4. File a complaint with the PNP-ACG (national or regional units) or NBI Cybercrime Division. These agencies can secure Warrants to Disclose Computer Data (WDCD), search and seizure warrants, and conduct digital forensics.

The complaint leads to an investigation, potential filing of an information in the Regional Trial Court, and trial. Cyber warrants facilitate obtaining data from service providers. Jurisdiction lies where the offense was committed or where its effects are felt, often in the victim's location.

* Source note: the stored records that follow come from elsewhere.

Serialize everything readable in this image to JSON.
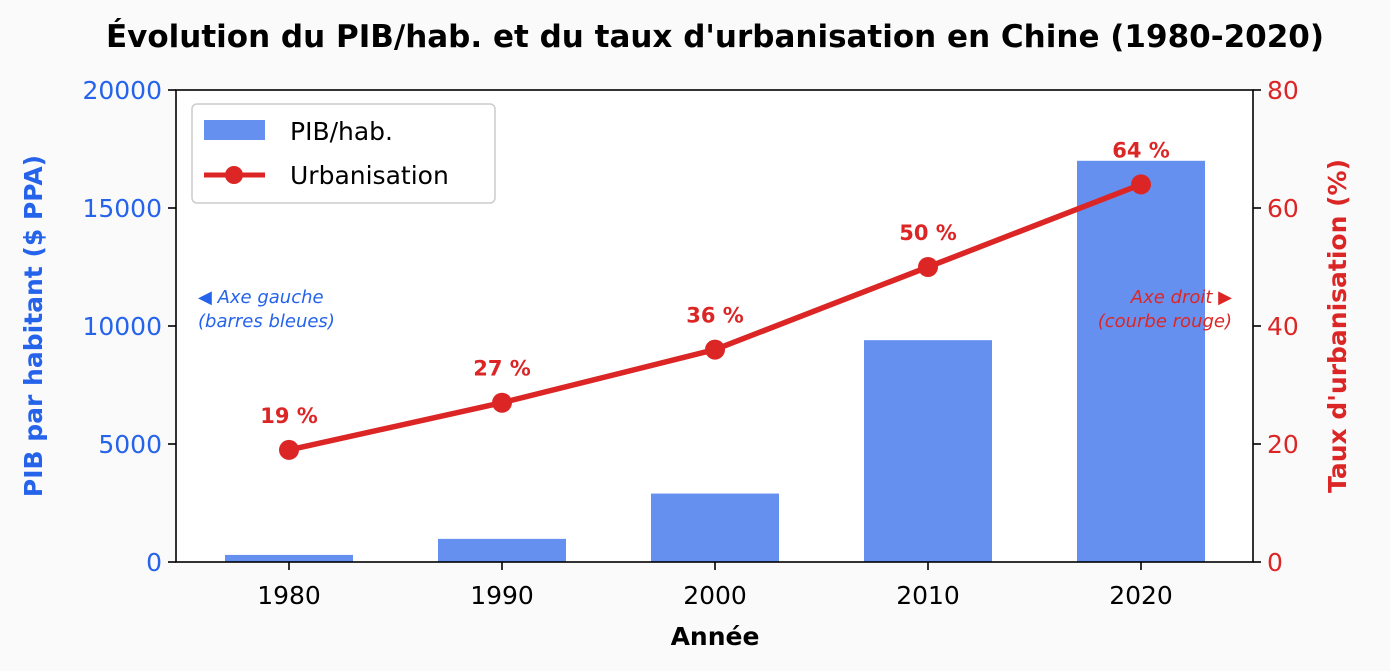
{
  "chart_data": {
    "type": "bar+line",
    "title": "Évolution du PIB/hab. et du taux d'urbanisation en Chine (1980-2020)",
    "xlabel": "Année",
    "categories": [
      "1980",
      "1990",
      "2000",
      "2010",
      "2020"
    ],
    "y_left": {
      "label": "PIB par habitant ($ PPA)",
      "ylim": [
        0,
        20000
      ],
      "ticks": [
        "0",
        "5000",
        "10000",
        "15000",
        "20000"
      ],
      "color": "#2563eb"
    },
    "y_right": {
      "label": "Taux d'urbanisation (%)",
      "ylim": [
        0,
        80
      ],
      "ticks": [
        "0",
        "20",
        "40",
        "60",
        "80"
      ],
      "color": "#dc2626"
    },
    "series": [
      {
        "name": "PIB/hab.",
        "type": "bar",
        "axis": "left",
        "values": [
          300,
          980,
          2900,
          9400,
          17000
        ],
        "color": "#6690f0"
      },
      {
        "name": "Urbanisation",
        "type": "line",
        "axis": "right",
        "values": [
          19,
          27,
          36,
          50,
          64
        ],
        "labels": [
          "19 %",
          "27 %",
          "36 %",
          "50 %",
          "64 %"
        ],
        "color": "#dc2626"
      }
    ],
    "legend": {
      "placement": "top-left",
      "entries": [
        "PIB/hab.",
        "Urbanisation"
      ]
    },
    "annotations": {
      "left_line1": "◀ Axe gauche",
      "left_line2": "(barres bleues)",
      "right_line1": "Axe droit ▶",
      "right_line2": "(courbe rouge)"
    },
    "grid": false
  }
}
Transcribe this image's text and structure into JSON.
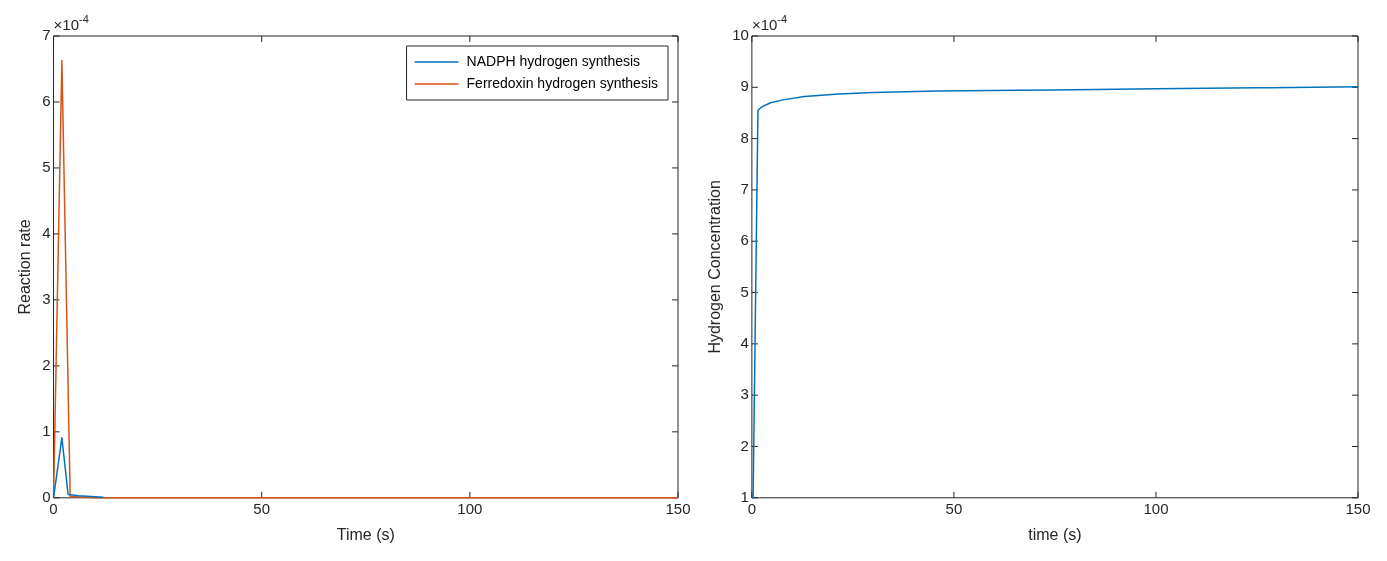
{
  "chart_data": [
    {
      "type": "line",
      "xlabel": "Time (s)",
      "ylabel": "Reaction rate",
      "annotations": [
        "×10$^{-4}$"
      ],
      "xlim": [
        0,
        150
      ],
      "xticks": [
        0,
        50,
        100,
        150
      ],
      "ylim": [
        0,
        7
      ],
      "yticks": [
        0,
        1,
        2,
        3,
        4,
        5,
        6,
        7
      ],
      "grid": false,
      "legend": "top right",
      "marker": "none",
      "line_style": "solid",
      "series": [
        {
          "name": "NADPH hydrogen synthesis",
          "color": "#0072bd",
          "x": [
            0,
            2,
            3.5,
            6,
            12
          ],
          "values": [
            0,
            0.91,
            0.05,
            0.03,
            0.01
          ]
        },
        {
          "name": "Ferredoxin hydrogen synthesis",
          "color": "#d95319",
          "x": [
            0,
            2,
            4,
            10,
            150
          ],
          "values": [
            0,
            6.63,
            0.02,
            0,
            0
          ]
        }
      ]
    },
    {
      "type": "line",
      "xlabel": "time (s)",
      "ylabel": "Hydrogen Concentration",
      "annotations": [
        "×10$^{-4}$"
      ],
      "xlim": [
        0,
        150
      ],
      "xticks": [
        0,
        50,
        100,
        150
      ],
      "ylim": [
        1,
        10
      ],
      "yticks": [
        1,
        2,
        3,
        4,
        5,
        6,
        7,
        8,
        9,
        10
      ],
      "grid": false,
      "legend": false,
      "marker": "none",
      "line_style": "solid",
      "series": [
        {
          "color": "#0072bd",
          "x": [
            0,
            0.3,
            1.5,
            2.5,
            4.6,
            8,
            13,
            21.5,
            30,
            46,
            75,
            100,
            125,
            150
          ],
          "values": [
            1,
            1,
            8.55,
            8.62,
            8.7,
            8.76,
            8.82,
            8.87,
            8.9,
            8.93,
            8.95,
            8.97,
            8.99,
            9.01
          ]
        }
      ]
    }
  ]
}
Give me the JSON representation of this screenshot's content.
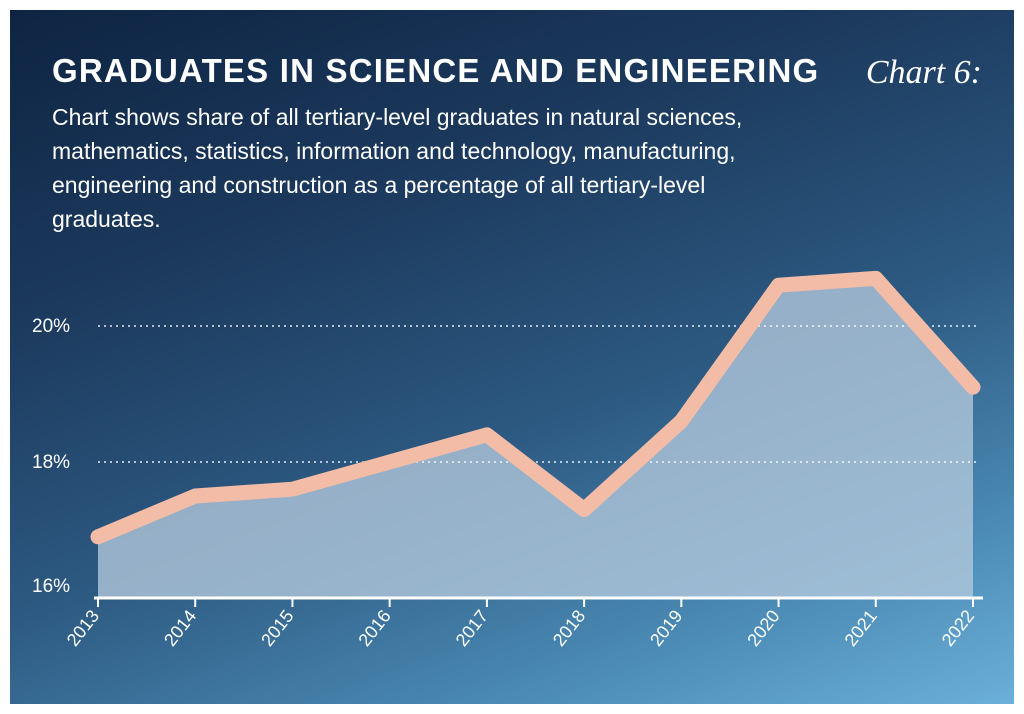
{
  "header": {
    "title": "GRADUATES IN SCIENCE AND ENGINEERING",
    "chart_number": "Chart 6:",
    "subtitle": "Chart shows share of all tertiary-level graduates in natural sciences, mathematics, statistics, information and technology, manufacturing, engineering and construction as a percentage of all tertiary-level graduates."
  },
  "colors": {
    "background_top": "#0e2442",
    "background_bottom": "#6bb0da",
    "line": "#f2bca6",
    "area_fill": "#b4c9dc",
    "axis": "#ffffff",
    "grid": "#ffffff"
  },
  "chart_data": {
    "type": "area",
    "title": "GRADUATES IN SCIENCE AND ENGINEERING",
    "x": [
      "2013",
      "2014",
      "2015",
      "2016",
      "2017",
      "2018",
      "2019",
      "2020",
      "2021",
      "2022"
    ],
    "series": [
      {
        "values": [
          16.9,
          17.5,
          17.6,
          18.0,
          18.4,
          17.3,
          18.6,
          20.6,
          20.7,
          19.1
        ]
      }
    ],
    "ylim": [
      16,
      21
    ],
    "yticks": [
      16,
      18,
      20
    ],
    "ytick_labels": [
      "16%",
      "18%",
      "20%"
    ],
    "gridlines": [
      18,
      20
    ],
    "grid": true,
    "legend": "none",
    "xlabel": "",
    "ylabel": ""
  }
}
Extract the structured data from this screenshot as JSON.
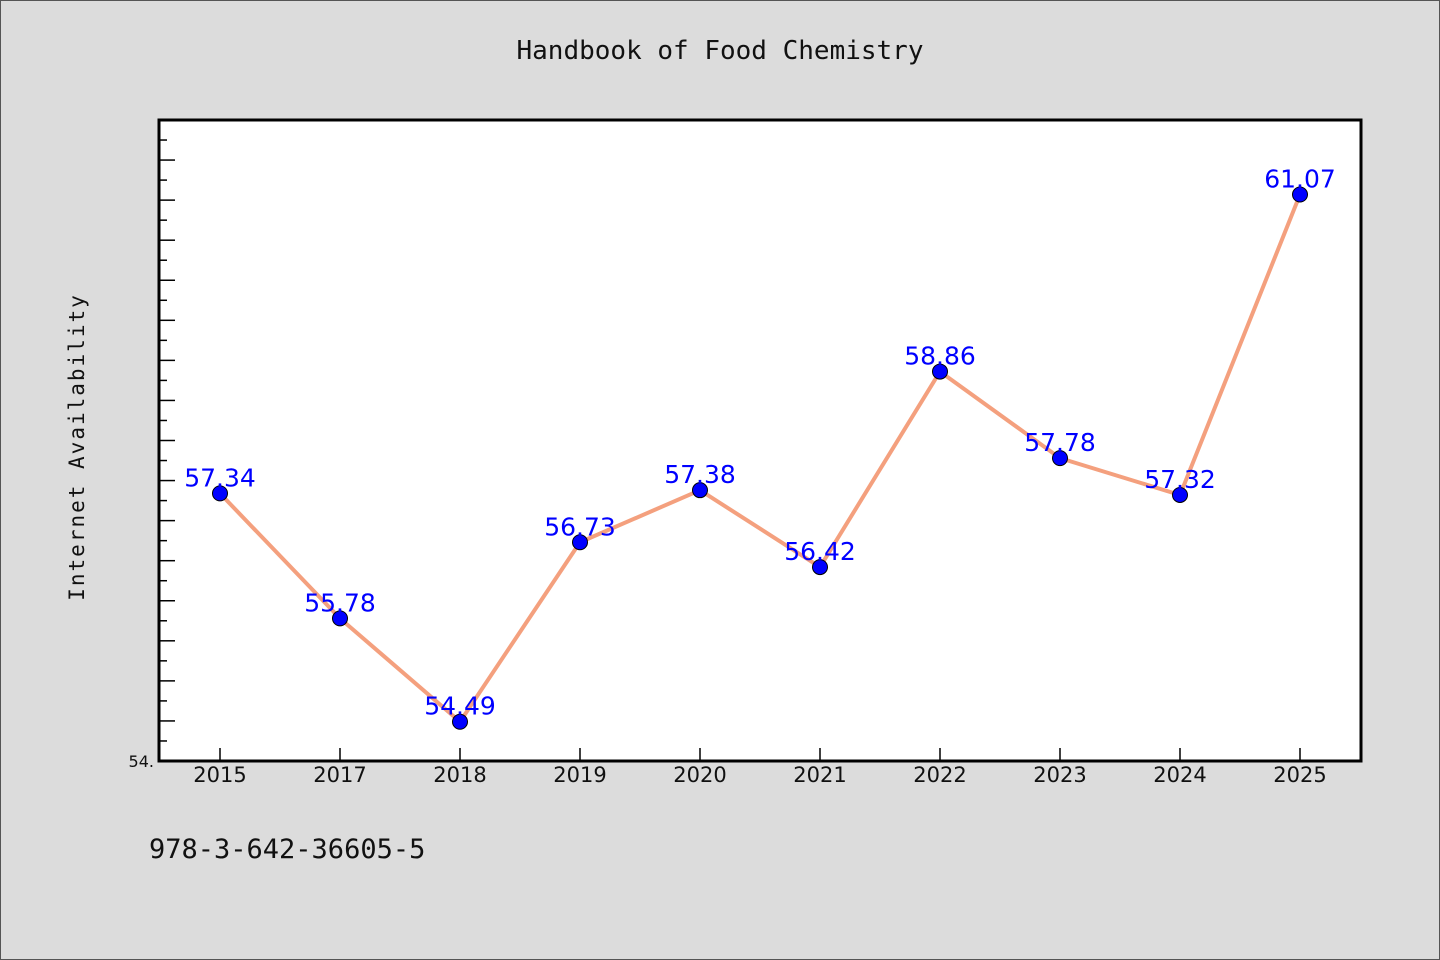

Prescription periods generally follow the penalties: offenses punishable by prision mayor prescribe in 20 years, though specific rules under RA 10175 align with the imposed penalty.

Civil Remedies

Independent of or alongside criminal action, victims may pursue civil damages for actual losses (e.g., lost business from deleted professional photos), moral damages for distress and reputational harm, and exemplary damages. Injunctions can compel account restoration or data recovery. Actions may be filed under the Civil Code provisions on quasi-delicts or human relations.

Defenses

Common defenses include:

• Valid consent or authorization (e.g., joint management of an account, though courts require clear, ongoing permission).
• Lack of intent (accidental access or deletion, rare in practice).
• Ownership or legitimate claim to the data (seldom successful for third parties).
• Insufficient evidence linking the accused to the acts.

The burden remains on the prosecution to prove guilt beyond reasonable doubt.

Practical and Preventive Considerations

Victims should act swiftly to mitigate harm: recover the account, restore deleted content where possible (platforms sometimes retain backups), and monitor for further misuse. Digital forensics experts can sometimes recover deleted photos.

To prevent such incidents, users should employ strong, unique passwords; enable two-factor authentication; avoid sharing credentials; regularly review active sessions and linked devices; and adjust privacy settings to limit visibility. Businesses operating social media pages should use dedicated professional accounts and access controls.

In intimate image cases, immediate reporting prevents further dissemination and strengthens legal claims under multiple statutes. Public awareness campaigns by the PNP-ACG highlight the seriousness of these offenses, which undermine personal security in the digital realm.

Unauthorized social media account access and photo deletion in the Philippines are robustly criminalized, reflecting the law's adaptation to technological realities. Victims have multiple avenues for redress through criminal prosecution, administrative complaints to the National Privacy Commission, and civil suits, ensuring accountability for violations of digital privacy and integrity.